Again and again we hear criticisms about our so-called focus on Africa and about the court being an African court, having an African bias,” she told the OpenForum conference in Cape Town, South Africa, earlier this year.
“Anti-ICC elements have been working very hard to discredit the court and to lobby for non-support and they are doing this, unfortunately, with complete disregard for legal arguments.
“What offends me most when I hear criticisms about the so-called African bias is how quick we are to focus on the words and propaganda of a few powerful, influential individuals and to forget about the millions of anonymous people that suffer from these crimes … because all the victims are African victims.
“Indeed, the greatest affront to victims of these brutal and unimaginable crimes … women and young girls raped, families brutalised, robbed of everything, entire communities terrorised and shattered … is to see those powerful individuals responsible for their sufferings trying to portray themselves as the victims of a pro-western, anti-African court.”
In what some may interpret as a coded attack on the US, China and other major nations that have not signed up to the ICC, Bensouda said pointedly: “International justice gives power of leadership to small and medium countries, to principled states, those who are determined to use the power of the law, not the power of arms, to protect their citizens and their territories.
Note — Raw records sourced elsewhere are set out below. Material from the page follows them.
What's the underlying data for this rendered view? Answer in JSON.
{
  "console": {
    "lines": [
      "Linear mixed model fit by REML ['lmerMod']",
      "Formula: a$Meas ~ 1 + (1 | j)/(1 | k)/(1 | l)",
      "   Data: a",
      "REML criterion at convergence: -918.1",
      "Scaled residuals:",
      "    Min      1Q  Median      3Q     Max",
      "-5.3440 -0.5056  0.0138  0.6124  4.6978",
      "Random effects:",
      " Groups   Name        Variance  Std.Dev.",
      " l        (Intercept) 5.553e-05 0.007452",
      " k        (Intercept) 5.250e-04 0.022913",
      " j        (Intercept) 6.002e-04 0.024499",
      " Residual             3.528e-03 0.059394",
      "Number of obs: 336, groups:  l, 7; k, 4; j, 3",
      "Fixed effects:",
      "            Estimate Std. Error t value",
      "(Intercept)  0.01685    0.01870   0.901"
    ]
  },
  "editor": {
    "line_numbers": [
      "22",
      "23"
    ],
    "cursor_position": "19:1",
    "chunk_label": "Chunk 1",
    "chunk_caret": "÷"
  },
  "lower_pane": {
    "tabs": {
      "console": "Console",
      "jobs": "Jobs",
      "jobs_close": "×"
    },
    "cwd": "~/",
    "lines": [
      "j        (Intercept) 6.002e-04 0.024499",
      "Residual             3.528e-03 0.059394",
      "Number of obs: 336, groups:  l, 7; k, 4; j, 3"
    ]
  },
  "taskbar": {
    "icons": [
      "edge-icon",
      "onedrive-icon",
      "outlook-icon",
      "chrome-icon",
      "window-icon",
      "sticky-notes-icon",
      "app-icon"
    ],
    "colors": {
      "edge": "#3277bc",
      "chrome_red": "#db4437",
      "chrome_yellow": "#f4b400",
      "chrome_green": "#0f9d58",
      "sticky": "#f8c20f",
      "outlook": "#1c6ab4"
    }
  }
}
Political leaders can lead efforts for international justice in the international arena by supporting the ICC.”
In her statement, Fatou Bensouda did not make any reference to the question as to what will be her stance on Bush and Blair, the two people the world seem keen on having them face justice for atrocities.
Argument is that US is not a party to the Rome Stature, but can this defense hold any longer, as the son of former leader of Libya, a country that is not a party, is indicted after UN security council passed a resolution to that effect?
All eyes are now Gambia’s Fatou Bom, who pledged that: “The one thing which every one of you can rest assured of is that I will be the Prosecutor of all the 121 States Parties, acting in full independence and impartiality.
“Justice, real justice, is not a pick-and-choose system. To be effective, to be just and to be a real deterrent, the Office of the Prosecutor’s activities and decisions will continue to be based solely on the law and the evidence.”